# ics 4.0.3 update?



## scooby0u812 (Jul 31, 2011)

has anyone recieved this update yet? i heard it was pushed today. if so whats different and did you lose root and unlock?


----------



## inline6power (Jun 20, 2011)

It hasn't hit any phones yet just wait a bit. Source is out so roms should start being able to change the bases

Sent from my Galaxy Nexus using Tapatalk


----------



## mdbowman (Sep 27, 2011)

Haven't got it yet.


----------



## csscmaster3 (Jun 15, 2011)

The source is available, so it should be possible to build 4.0.3 and release a update.zip. Not sure about root though


----------



## scooby0u812 (Jul 31, 2011)

thanks folks


----------



## ProTekk (Jun 12, 2011)

4.0.3 is useless. No reason to build it because it doesn't even boot. No LTE code, no camera, no GPS, damn near nothing. Why? Because Google has yet to get all the proper distribution licenses.

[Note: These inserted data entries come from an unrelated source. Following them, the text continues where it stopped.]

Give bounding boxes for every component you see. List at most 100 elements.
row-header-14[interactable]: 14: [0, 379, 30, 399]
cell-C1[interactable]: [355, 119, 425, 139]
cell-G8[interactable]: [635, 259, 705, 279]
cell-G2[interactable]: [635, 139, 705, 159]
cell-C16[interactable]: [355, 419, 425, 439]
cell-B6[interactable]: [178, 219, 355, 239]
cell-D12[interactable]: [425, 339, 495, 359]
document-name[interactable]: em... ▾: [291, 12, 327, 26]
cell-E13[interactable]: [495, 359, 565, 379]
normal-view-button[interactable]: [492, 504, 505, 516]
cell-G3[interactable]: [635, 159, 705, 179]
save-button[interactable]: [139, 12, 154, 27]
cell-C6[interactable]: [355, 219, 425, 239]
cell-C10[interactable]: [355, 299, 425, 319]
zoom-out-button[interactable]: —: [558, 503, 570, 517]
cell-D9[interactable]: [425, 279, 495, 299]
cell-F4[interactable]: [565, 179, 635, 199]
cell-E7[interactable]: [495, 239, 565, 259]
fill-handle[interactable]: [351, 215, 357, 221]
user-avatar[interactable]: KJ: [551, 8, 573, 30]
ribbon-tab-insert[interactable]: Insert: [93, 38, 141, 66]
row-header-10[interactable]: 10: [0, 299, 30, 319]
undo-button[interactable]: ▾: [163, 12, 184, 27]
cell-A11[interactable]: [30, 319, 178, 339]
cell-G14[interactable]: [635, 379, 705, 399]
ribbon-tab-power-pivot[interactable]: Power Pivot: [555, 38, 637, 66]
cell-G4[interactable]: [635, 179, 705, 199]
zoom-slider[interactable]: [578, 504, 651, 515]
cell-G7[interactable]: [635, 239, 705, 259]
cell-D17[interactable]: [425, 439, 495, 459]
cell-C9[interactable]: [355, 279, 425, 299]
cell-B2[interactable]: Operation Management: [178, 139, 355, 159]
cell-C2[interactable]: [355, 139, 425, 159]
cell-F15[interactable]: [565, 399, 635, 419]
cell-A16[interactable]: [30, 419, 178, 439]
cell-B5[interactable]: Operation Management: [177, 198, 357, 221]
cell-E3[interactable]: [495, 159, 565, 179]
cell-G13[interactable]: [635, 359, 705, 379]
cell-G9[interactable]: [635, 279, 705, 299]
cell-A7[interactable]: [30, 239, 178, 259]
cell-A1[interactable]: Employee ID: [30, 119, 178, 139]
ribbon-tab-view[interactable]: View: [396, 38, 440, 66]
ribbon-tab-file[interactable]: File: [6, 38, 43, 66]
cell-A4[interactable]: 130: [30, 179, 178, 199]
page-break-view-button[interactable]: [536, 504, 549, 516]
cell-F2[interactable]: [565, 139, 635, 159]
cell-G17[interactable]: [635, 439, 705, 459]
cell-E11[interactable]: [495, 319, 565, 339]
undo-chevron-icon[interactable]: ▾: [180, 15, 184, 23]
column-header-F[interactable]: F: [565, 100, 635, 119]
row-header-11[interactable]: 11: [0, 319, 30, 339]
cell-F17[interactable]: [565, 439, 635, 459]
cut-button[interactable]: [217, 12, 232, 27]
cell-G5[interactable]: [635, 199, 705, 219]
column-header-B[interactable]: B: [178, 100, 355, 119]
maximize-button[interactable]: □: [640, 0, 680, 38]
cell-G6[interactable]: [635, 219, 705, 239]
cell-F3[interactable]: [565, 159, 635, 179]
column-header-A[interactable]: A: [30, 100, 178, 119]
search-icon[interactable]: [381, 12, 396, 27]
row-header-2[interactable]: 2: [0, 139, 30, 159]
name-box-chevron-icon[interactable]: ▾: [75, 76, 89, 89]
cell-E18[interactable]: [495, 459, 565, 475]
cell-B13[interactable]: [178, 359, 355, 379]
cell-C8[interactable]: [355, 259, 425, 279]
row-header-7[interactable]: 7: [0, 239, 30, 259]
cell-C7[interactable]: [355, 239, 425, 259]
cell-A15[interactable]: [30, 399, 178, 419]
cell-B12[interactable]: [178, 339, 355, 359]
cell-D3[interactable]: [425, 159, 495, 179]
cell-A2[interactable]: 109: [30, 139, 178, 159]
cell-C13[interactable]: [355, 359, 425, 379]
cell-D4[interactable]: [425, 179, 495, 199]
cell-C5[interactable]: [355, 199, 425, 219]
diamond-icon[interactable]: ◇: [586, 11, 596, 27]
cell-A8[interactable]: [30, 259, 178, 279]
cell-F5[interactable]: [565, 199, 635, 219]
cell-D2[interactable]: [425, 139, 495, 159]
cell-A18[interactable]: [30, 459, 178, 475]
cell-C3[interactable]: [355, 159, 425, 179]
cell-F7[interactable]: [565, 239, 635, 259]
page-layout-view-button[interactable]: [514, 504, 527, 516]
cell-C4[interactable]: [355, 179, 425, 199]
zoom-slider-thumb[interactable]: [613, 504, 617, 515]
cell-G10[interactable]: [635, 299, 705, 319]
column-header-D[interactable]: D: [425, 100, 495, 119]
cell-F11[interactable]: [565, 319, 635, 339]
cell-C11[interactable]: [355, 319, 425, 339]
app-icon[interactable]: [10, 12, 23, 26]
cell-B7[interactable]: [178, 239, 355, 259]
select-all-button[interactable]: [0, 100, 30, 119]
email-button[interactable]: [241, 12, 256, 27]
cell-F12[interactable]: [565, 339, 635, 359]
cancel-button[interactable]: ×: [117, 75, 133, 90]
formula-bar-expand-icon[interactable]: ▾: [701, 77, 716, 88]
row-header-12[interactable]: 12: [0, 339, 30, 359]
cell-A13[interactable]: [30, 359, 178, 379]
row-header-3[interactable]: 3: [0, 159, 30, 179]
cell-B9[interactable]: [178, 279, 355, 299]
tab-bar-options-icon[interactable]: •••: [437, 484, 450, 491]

And yes, I compiled it and tested it.


----------



## Redflea (Jun 7, 2011)

D-Life seemed to be saying it might be weeks before there's an actual OTA release of 3.0.3 to the G Nexus...

4.0.2 is running great for me, no hurry in my case.


----------



## jdkoreclipse (Jun 16, 2011)

ProTekk said:


> 4.0.3 is useless. No reason to build it because it doesn't even boot. No LTE code, no camera, no GPS, damn near nothing. Why? Because Google has yet to get all the proper distribution licenses.
> 
> And yes, I compiled it and tested it.


This.

I was gonna compile it, but then talked to jbq and found out it was useless.


----------